Manassas museums 10/25/00


Expand, enliven museums, study says

By Keith McMillan

Media General News Service

    MANASSAS The Manassas Museum System could receive a facelift and significant expansion if city officials back the findings of a September development study.

    The plan, prepared by the PRD Group of Fairfax, suggests the museum’s main building on Prince William Street expand to include changing exhibit galleries, a larger store and a hands-on discovery room. It also suggests Liberia, a historical home and plantation in northern Manassas, be open to the public.

    The study also encourages the museum system to do one very important thing: increase the number of visitors.

    “It does no good to have preserved these sites,” said system Director Scott Harris, “without the public deriving some benefit from them.”

    The study reached two major conclusions: the number of visitors could rise dramatically with a healthy expansion, and more aggressive marketing is needed to attract regional and repeat visitors.

    The museum averages about 35,000 guests per year, including 29,000 paying customers. According to a 1997-98 visitor survey, however, only one in four guests are from Northern Virginia and less than 10 percent were repeat visitors.

    “What we have determined,” Harris said, “is that we do want to change our local and repeat visits while not sacrificing the number of tourists (out-of-area visitors).”

    Attracting more visitors starts with the expansion of the Prince William Street building, highlighted by a 3,000-square-foot temporary exhibit gallery that could house up to three exhibits at once, according to the plan.

    A new gallery, says Harris, would allow the museum to combat a problem growing since the museum moved to Prince William Street in 1991: a perception among locals that there is nothing new to see. Harris said people often visit once, and never come back.

    “It would be an opportunity for us to put more of our collection on exhibit and for us to take advantage of traveling exhibits,” Harris said.

More than 60 percent of the collection is kept in storage, some of it off-site, Harris said.

    The expansion proposed in the plan also includes 2,000 square feet of additional storage space, more offices, a library, rest rooms and expansions for the lobby and store.

    The plan also says the museum would attract more guests by adding hands-on exhibits geared for children and families. It could also encourage more school-age and senior tours.

    Harris says the museum wants to add variety and give people reasons to frequent the museum and its sites.

    With work either complete or pending at the Manassas Train Depot, the Hopkins Candy Factory and two Civil War earthen forts, Mayfield and Cannon Branch, Harris said the system is growing steadily.

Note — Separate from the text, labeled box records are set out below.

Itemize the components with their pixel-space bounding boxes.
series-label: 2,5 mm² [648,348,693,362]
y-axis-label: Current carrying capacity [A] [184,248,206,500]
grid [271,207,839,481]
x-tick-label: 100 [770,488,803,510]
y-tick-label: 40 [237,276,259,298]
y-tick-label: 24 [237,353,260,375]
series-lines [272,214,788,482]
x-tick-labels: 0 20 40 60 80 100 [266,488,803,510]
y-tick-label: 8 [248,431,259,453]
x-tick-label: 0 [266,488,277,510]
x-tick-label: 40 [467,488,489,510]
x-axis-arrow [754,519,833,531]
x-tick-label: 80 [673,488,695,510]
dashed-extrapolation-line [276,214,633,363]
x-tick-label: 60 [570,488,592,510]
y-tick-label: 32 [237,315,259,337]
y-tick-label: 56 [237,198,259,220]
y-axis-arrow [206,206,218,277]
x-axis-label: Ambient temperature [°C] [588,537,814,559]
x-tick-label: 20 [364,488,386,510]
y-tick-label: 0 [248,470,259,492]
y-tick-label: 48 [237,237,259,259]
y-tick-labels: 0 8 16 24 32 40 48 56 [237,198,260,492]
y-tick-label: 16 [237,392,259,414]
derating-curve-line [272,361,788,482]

    “If we can fulfill what’s in this plan, we will have a museum system in fact, not just in name,” Harris said.

    There are currently no plans to open Liberia, but Harris said it could be a site for indoor and outdoor programs covering, among other things, agricultural and African-American history.

    Harris said the Jennie Dean memorial site is adequate, but could benefit from stronger marketing.

    The plan calls for improved marketing of all sites within the museum system to help attract a larger local and regional audience. The plan also encourages the museum to cover more 20th-century history, so the museum is not perceived as simply Civil War-oriented.

    The plan also details revenue sources and an increase in tourism spending that would help offset some of the costs of expansion.

    Harris will present the plan to the city council at a 5:30 p.m. work session. He said he hopes the council endorses the plan and circulates it to county officials and local historical sources.

    Harris plans to return to the council in March to discuss specifics.